Die afghanische Verfassung erlaubt die Gründung politischer Parteien, solange deren Programm nicht im Widerspruch zu den Prinzipien des Islam steht (USDOS 29.05.2018). Um den Parteien einen allgemeinen und nationalen Charakter zu verleihen, verbietet die Verfassung jeglichen Zusammenschluss in politischen Organisationen, der aufgrund von ethnischer, sprachlicher (Casolino 2011; vgl. MPI 27.01.2004) oder konfessioneller Zugehörigkeit erfolgt (Casolino 2011; vgl. MPI 27.01.2004, USDOS 29.05.2018). Auch darf keine rechtmäßig zustande gekommene Partei oder Organisation ohne rechtliche Begründung und ohne richterlichen Beschluss aufgelöst werden (MPI 27.01.2004).

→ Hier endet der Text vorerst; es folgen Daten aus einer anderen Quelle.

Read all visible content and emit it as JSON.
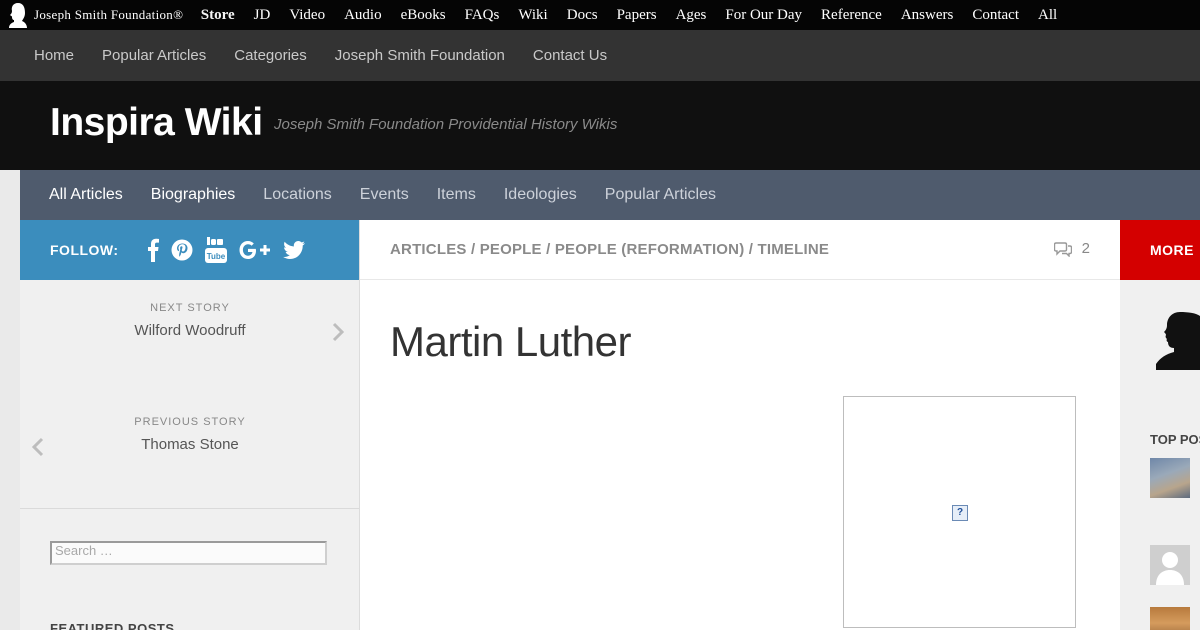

Das kaum entwickelte afghanische Parteiensystem weist mit über 70 registrierten Parteien eine starke Zersplitterung auf (AA 02.09.2019). Die politischen Parteien haben ihren Platz im politischen System Afghanistans noch nicht etablieren können (DOA 17.03.2019). Die meisten dieser Gruppierungen erscheinen mehr als Machtvehikel ihrer Führungsfiguren denn als politisch-programmatisch gefestigte Parteien (AA 02.09.2019; vgl. AAN 06.05.2018, DOA 17.03.2019). Ethnische Zugehörigkeit, persönliche Beziehungen und ad hoc geformte Koalitionen spielen traditionell eine größere Rolle als politische Organisationen (AA 02.09.2019).

Das derzeitige Wahlsystem ist personenbezogen, die Parteien können keine Kandidatenlisten erstellen, es sind keine Sitze für die Parteien reserviert, und es ist den Parteien untersagt, Fraktionen im Parlament zu gründen. Der Parteivorsitz wird nicht durch parteiinterne Abläufe bestimmt, sondern wird eher wie ein patrimoniales Erbgut gesehen, das von einer Generation an die nächste, vom Vater zum Sohn, übergeben wird. Die Menschen vertrauen den Parteien nicht, und junge, gebildete Leute sind nicht gewillt, solchen Parteien beizutreten (DOA 17.03.2019).

Die Hezb-e Islami wird von Gulbuddin Hekmatyar, einem ehemaligen Warlord, der zahlreicher Kriegsverbrechen beschuldigt wird, geleitet. Im Jahr 2016 kam es zu einem Friedensschluss, und Präsident Ghani sicherte den Mitgliedern der Hezb-e Islami Immunität zu. Hekmatyar kehrte 2016 aus dem Exil nach Afghanistan zurück und kündigte im Jänner 2019 seine Kandidatur für die Präsidentschaftswahlen 2019 an (CNA 19.01.2019).

Im Februar 2018 hat Präsident Ghani in einem Plan für Friedensgespräche mit den Taliban diesen die Anerkennung als politische Partei in Aussicht gestellt (DP 16.06.2018). Bedingung dafür ist, dass die Taliban Afghanistans Verfassung und einen Waffenstillstand akzeptieren (NZZ 27.01.2019). Die Taliban reagierten nicht offiziell auf den Vorschlag (DP 16.06.2018; s. folgender Abschnitt, Anm.).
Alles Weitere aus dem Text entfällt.